NLP Machine Learning
This article serves as a sneak peek into the elusive and high tech world of NLP Machine Learning. It will give you an idea of what major breakthroughs are happening along with some of the major problems faced in this field.
Once you have a basic intro through this article, you can easily do further relevant research on this topic and start your journey in this cutting edge field.
Reading this article, you will get an idea of:
- What exactly is NLP Machine Learning
- Examples of NLP Machine Learning
- Some projects related to NLP Machine Learning
- NLP Machine Learning Analytics
- How to learn NLP
What is NLP?
Natural Language Processing is a very vital branch of Machine Learning. It provides the most natural medium of communication between man and machine. It deals with the science of making a machine comprehend and analyze human language.
In NLP, the objective is also to potentially make the machine capable of drawing meaningful conclusions after understating human language and then generate a similar language.
One of the most basic examples of NLP in action is Google Search. Nearly every Internet user makes use of this search quite frequently. You just type in a query in your everyday language and Google retrieves the relevant results for you.
NLP Machine Learning Projects
A lot of well-known projects have been done on NLP. You have definitely heard of some of the real-life examples of its implementation. These NLP Machine Learning projects include products like Google Search, Google Translate, Gmail Spam Filters, Auto-Predict in Google Search and Autocorrect for Google keyboard.
Another NLP machine learning example is ‘Rewordify’. It makes great use of text simplification by implementing machine learning algorithms.
In Python programming language, an open-source package called Natural Language Toolkit (NLTK) makes it easier to work on NLP by providing pre-built tools for common NLP tasks.
Amazon Macie is a great implementation of machine learning and NLP in security. It automatically identifies sensitive data and helps secure it. It is a great step up from the traditional DLP (Data Loss Prevention) software.
G-Suite DLP feature also makes use of a similar technology that is now available in the form of a standalone service called Google Cloud DLP API.
SAP is actively implementing machine learning to its business processes like invoice processing, brand recognition and penetration. Customer sentiment analysis is also a major part of this project.
Moreover, predictive analysis is one of the key advances that help businesses stay one step ahead and bring their products early in the market. Reinforcement learning and deep learning have also been successfully applied to solve a variety of different problems.
While on the topic of problems, let us take a look at some of the major issues that are being faced in this area.
Teaching language to computers is a hard job. A lot of work must be done to get meaningful data delivered to organizations and businesses in order to enable machines to comprehend human language.
The first major problem faced by modern AI is disambiguation. Words can have different meanings based on the context and this is difficult to precisely cater using a Boolean structure that is used in machines.
Machines also face difficulty in interpreting slang and sarcasm. A rule-based approach can fail in this case. Implicit meaning is also lost in the rule-based approach used for sentiment analysis.

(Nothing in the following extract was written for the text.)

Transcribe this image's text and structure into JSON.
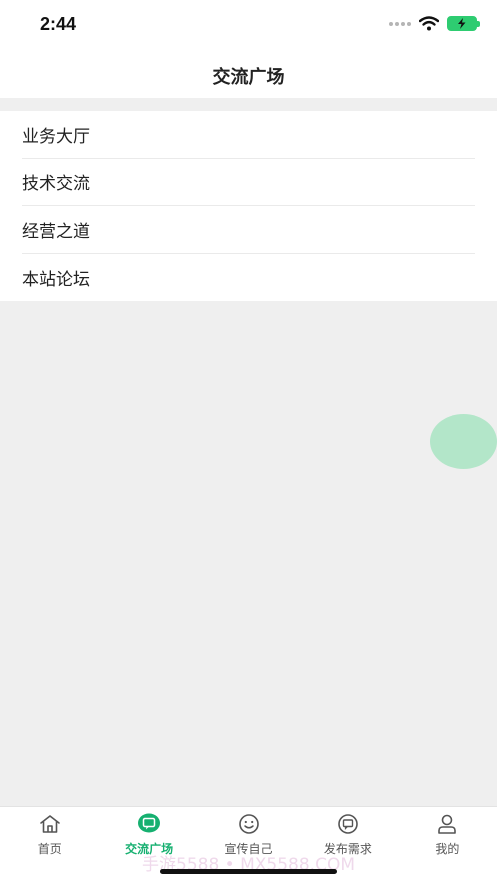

If we broadly categorize the problems faced in NLP we can come down to these four:
- Understanding natural language
- NLP for low resource situations
- Navigating through large/multiple documents
- Building proper datasets, evaluation procedures.
Surveys indicate that these four issues are currently the most pressing NLP problems and need to be solved in order to make substantial progress in this field.
Modern Machine Learning Algorithms are being developed to counter these known problems. The industry is also actively searching for a viable long-term solution.
NLP Machine Learning Analytics
NLP machine learning analytics is a rapidly growing field. NLP empowers data analysts to turn unstructured text into usable data and insights.
Text Analytics comes in real handy here. It provides structure to the unstructured data, thus enabling it to be analyzed in an easy manner.
Text Analytics starts with Information Extraction. In this process, structured information is automatically extracted from a text data type as a text file. IE can be used to create a new database of information.
An example of using IE in the case of a bank is in a predictive model for determining why customers close their accounts.
Entity resolution and regular expressions are useful when multiple observations point to a common entity like a certain business. Here entity resolution can help clean up the data and provide meaning. It may be done as a pre-processing step or as a text analysis.
An unstructured data clean up is necessary since the data is rarely handed to the analysts in a form that is directly usable. Textual data is therefore cleaned, transformed and enhanced.
In today’s modern age of information, data without analytics can be considered as a wasted opportunity and that’s where NLP steps in.
The importance of Natural Language Processing cannot be stressed enough. It is emerging as one of the most important subfields of machine learning. It has really enabled us to converse more naturally with computers.
Now it’s just up to you to benefit from the endless opportunities offered by this field and to make the most of it by being a part of this exciting process.